Ringfort (Rath), Dirtane, Co. Kerry
Co. Kerry |
Ringforts
By the time the Ordnance Survey returned to this corner of north Kerry in 1916, something had quietly disappeared.
The circular enclosure that cartographers had carefully recorded in 1842, complete with a notation of a cave in its interior, was gone, and it did not make it onto the revised map. The ringfort, a type of enclosed farmstead common across early medieval Ireland and typically consisting of a raised earthen bank encircling a domestic settlement, had been levelled so completely that nothing of it now remains above ground. What the 1842 surveyors called a cave was almost certainly a souterrain, an underground stone-lined passage or chamber built beneath or beside such settlements, used variously for storage, refuge, or both. That feature, too, has largely vanished, though not entirely.

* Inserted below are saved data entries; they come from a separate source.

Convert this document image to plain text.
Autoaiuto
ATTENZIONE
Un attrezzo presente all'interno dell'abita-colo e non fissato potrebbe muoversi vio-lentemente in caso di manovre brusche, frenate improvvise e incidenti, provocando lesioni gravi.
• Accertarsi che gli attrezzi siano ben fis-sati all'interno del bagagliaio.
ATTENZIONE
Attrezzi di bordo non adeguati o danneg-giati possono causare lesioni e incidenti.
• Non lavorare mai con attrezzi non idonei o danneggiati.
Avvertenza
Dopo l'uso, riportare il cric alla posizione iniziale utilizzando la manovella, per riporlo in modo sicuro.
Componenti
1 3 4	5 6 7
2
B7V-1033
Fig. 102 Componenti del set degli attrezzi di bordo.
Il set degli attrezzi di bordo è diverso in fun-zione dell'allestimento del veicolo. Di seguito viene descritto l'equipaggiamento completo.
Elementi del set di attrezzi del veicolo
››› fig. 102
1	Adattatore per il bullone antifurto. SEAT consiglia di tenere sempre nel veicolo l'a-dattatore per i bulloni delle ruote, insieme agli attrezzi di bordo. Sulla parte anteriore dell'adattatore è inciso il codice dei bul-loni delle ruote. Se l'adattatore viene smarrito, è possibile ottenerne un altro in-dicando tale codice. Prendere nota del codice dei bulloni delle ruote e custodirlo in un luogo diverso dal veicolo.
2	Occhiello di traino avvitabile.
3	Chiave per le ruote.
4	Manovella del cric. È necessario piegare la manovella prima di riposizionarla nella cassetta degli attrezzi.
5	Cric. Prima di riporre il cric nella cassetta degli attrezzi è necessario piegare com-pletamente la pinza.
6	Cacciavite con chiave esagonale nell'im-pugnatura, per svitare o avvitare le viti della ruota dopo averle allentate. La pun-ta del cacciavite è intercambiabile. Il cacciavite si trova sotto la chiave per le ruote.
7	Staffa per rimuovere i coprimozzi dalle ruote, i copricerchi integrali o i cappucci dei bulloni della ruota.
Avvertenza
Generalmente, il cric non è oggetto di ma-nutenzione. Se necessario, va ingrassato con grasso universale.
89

Two low mounds in the field are all that survive. The larger is oblong, measuring roughly 10.4 metres by 2.5 metres internally and rising just 0.4 metres above the surrounding ground. About three metres to the south-east sits a second, considerably smaller mound, 2.3 metres by 1 metre internally and only 0.3 metres high. These unassuming rises in the turf are thought to represent what remains of the souterrain recorded in the nineteenth century. The site was documented as part of the North Kerry Archaeological Survey, published in 1995 by C. Toal, which systematically catalogued monuments across this part of the county. The gap between the 1842 map and the 1916 edition suggests the ringfort was destroyed sometime in the intervening decades, a period of considerable agricultural change and land clearance across rural Ireland.